Desire also causes suffering when what we desire is harmful for others, either directly or indirectly. Men's desire for young females is a case in point, as is our desire for personal comfort and wealth that is satisfied off of the backs of very poor, even starving people. Desire also causes suffering when our way of providing for our needs and wants leads us to damage and destroy the environment that sustains us: witness that increasing industrialization in 3rd world countries that is resulting in so much air pollution that lung and heart diseases are on their way to being the leading causes of death. Despite how obvious this pollution is they have nothing on us asa the first world's contributions to degrading the planet on which we live is so much greater than theirs. A wise friend of mine, who has witnessed the relentless onslaught against the Congo River Basin Rainforest said to me, perhaps we really do deserve to be annilahated, or at least, that's likely what we're going to do to ourselves.

Finally desire causes suffering when we can't have what we desire with responses ranging from fear and anxiety that we won't get it or we'll lose it to unhappy disappointment to bitterness and anger or despondency and despair. All of this is caused by inappropriate ways of constructing our reality, of deciding what is important and what it is that we must have or else. But I have good news: the good news is that suffering opens the possibiity of escaping these illusory constructions, these empty promises of fulfillment and happiness, because all human contructions are flawed, are imperfect, are incomplete versions of reality and human nature. As Leonard Cohen, my favourite musician and poet, famously says, "there is a crack, there is a crack in everything; that's how the light gets in!"

People "broken" by suffering, often end up being healthier, stronger and freer than those still caught in their illusions, still running the rat race, feeding the beast, trying to stay happy, when at heart they know they are as fragile as anyone else, that disaster can strike anyone, anytime, no matter how strong your illusions are. You see suffering often knocks people out of the mainstream, at least for a while, and in that time, reality can break through one's illusory defences.

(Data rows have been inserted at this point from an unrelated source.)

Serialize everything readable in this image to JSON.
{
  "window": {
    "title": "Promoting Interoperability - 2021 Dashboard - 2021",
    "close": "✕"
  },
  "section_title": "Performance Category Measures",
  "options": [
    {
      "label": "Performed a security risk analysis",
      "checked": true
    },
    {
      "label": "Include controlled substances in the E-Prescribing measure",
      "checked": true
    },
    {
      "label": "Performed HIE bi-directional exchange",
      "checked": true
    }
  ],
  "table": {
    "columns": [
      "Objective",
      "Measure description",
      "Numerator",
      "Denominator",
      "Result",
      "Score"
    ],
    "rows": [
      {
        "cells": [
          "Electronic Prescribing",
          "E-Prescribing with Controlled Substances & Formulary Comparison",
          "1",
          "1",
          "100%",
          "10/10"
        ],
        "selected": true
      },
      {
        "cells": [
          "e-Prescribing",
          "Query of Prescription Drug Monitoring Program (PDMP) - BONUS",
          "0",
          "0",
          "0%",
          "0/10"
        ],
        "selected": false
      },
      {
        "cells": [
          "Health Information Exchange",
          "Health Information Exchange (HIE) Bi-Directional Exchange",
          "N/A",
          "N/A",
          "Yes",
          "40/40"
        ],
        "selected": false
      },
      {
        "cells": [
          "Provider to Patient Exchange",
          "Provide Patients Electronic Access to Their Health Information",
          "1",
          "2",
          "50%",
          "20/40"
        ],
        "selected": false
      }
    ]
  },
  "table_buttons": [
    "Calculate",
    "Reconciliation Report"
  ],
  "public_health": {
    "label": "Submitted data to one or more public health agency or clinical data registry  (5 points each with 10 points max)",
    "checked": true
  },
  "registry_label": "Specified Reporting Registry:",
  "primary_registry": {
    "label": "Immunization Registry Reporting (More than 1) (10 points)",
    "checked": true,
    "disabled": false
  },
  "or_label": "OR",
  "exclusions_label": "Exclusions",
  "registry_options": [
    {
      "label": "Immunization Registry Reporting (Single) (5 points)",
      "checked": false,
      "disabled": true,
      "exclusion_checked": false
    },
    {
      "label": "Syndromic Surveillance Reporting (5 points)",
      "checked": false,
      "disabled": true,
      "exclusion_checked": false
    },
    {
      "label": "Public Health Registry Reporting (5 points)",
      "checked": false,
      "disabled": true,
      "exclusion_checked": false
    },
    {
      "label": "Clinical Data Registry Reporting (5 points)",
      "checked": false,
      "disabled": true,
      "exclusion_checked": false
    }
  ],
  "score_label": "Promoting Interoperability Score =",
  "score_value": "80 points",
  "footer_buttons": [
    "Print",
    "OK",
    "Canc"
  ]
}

All this to say, that if you're suffering, I want to encourage you by saying this is not all bad: stop to consider just how your desires, expectations, and related fears are at the root of your suffering, or are greatly amplifying the effect. I can tell you from my own personal experience that you are in fact, in the natural/spiritual centre of your being, peace and joy and love. If you can remember how infants and little children experience the world, you still have that capacity, that child-like way of being within you if only you can drop the fear, the desire for control and abandon yourself to the care of the Universe, to God, to whatever you can call that in which we live and move and have our being. I know that each of us is loved and precious and a channel of joy and peace and love for others if only we can awake. The ones who can hear me now are the ones who have already suffered, and who have already realized that there must be something more than career, possessions and family: to you I say, don't be discouraged by your suffering but surrender and find the meaning of this suffering, the liberating truth of who you are. To those of you so caught up in the pursuit of happiness, of wealth, of being somebody, I wish you the blessing of suffering when you are ready to benefit from it!